South Africa Overtakes Nigeria As Africa’s Largest Economy
More than two years after losing Africa’s largest economy to Nigeria, South Africa’s economy have regained its position in dollar terms as the value of the Nigeria’s naira move in opposite directions.
Based on gross domestic product at the end of 2015 published by the International Monetary Fund, the size of South Africa’s economy is $301 billion at the rand’s current exchange rate, while Nigeria’s GDP is $296 billion.
The Nigerian economy shrank by 0.4 percent in the three months through March from a year earlier amid low oil prices and output and shortage of foreign currency. That curbed imports, including fuel. In South Africa, GDP contracted by 0.2 percent from a year earlier as farming and mining output declined.

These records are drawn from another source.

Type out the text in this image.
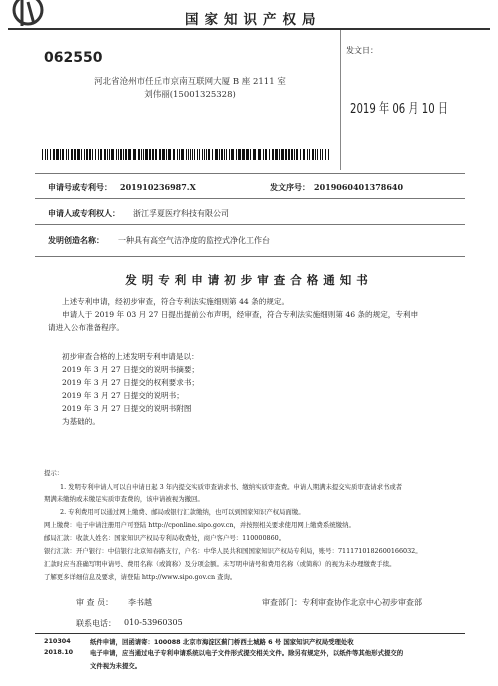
国家知识产权局
062550
河北省沧州市任丘市京南互联网大厦 B 座 2111 室
刘伟丽(15001325328)
发文日：
2019 年 06 月 10 日
申请号或专利号： 201910236987.X	发文序号： 2019060401378640
申请人或专利权人： 浙江孚夏医疗科技有限公司
发明创造名称： 一种具有高空气洁净度的监控式净化工作台
发明专利申请初步审查合格通知书
上述专利申请，经初步审查，符合专利法实施细则第 44 条的规定。
申请人于 2019 年 03 月 27 日提出提前公布声明，经审查，符合专利法实施细则第 46 条的规定，专利申
请进入公布准备程序。
初步审查合格的上述发明专利申请是以：
2019 年 3 月 27 日提交的说明书摘要；
2019 年 3 月 27 日提交的权利要求书；
2019 年 3 月 27 日提交的说明书；
2019 年 3 月 27 日提交的说明书附图
为基础的。
提示：
1. 发明专利申请人可以自申请日起 3 年内提交实质审查请求书、缴纳实质审查费。申请人期满未提交实质审查请求书或者
期满未缴纳或未缴足实质审查费的，该申请被视为撤回。
2. 专利费用可以通过网上缴费、邮局或银行汇款缴纳，也可以到国家知识产权局面缴。
网上缴费：电子申请注册用户可登陆 http://cponline.sipo.gov.cn，并按照相关要求使用网上缴费系统缴纳。
邮局汇款：收款人姓名：国家知识产权局专利局收费处，商户客户号：110000860。
银行汇款：开户银行：中信银行北京知春路支行，户名：中华人民共和国国家知识产权局专利局，账号：7111710182600166032。
汇款时应当准确写明申请号、费用名称（或简称）及分项金额。未写明申请号和费用名称（或简称）的视为未办理缴费手续。
了解更多详细信息及要求，请登陆 http://www.sipo.gov.cn 查询。
审 查 员： 李书越	审查部门： 专利审查协作北京中心初步审查部
联系电话： 010-53960305
210304
2018.10
纸件申请，回函请寄：100088 北京市海淀区蓟门桥西土城路 6 号 国家知识产权局受理处收
电子申请，应当通过电子专利申请系统以电子文件形式提交相关文件。除另有规定外，以纸件等其他形式提交的
文件视为未提交。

“More than the growth outlook, in the short term the ranking of these economies is likely to be determined by exchange rate movements,” Alan Cameron, an economist at Exotix Partners LLP, told Bloomberg in an email response.
Cameron said, although Nigeria is unlikely to be unseated as Africa’s largest economy in the long run, “the momentum that took it there in the first place is now long gone.”
Nigeria was assessed as the continent’s largest economy in April 2014 when authorities in the West African nation overhauled their GDP data for the first time in two decades.
The rand gained 1 percent to 13.2805 per dollar at 4:03 p.m. in Johannesburg on Wednesday. The naira weakened 2.7 percent to 320 per dollar.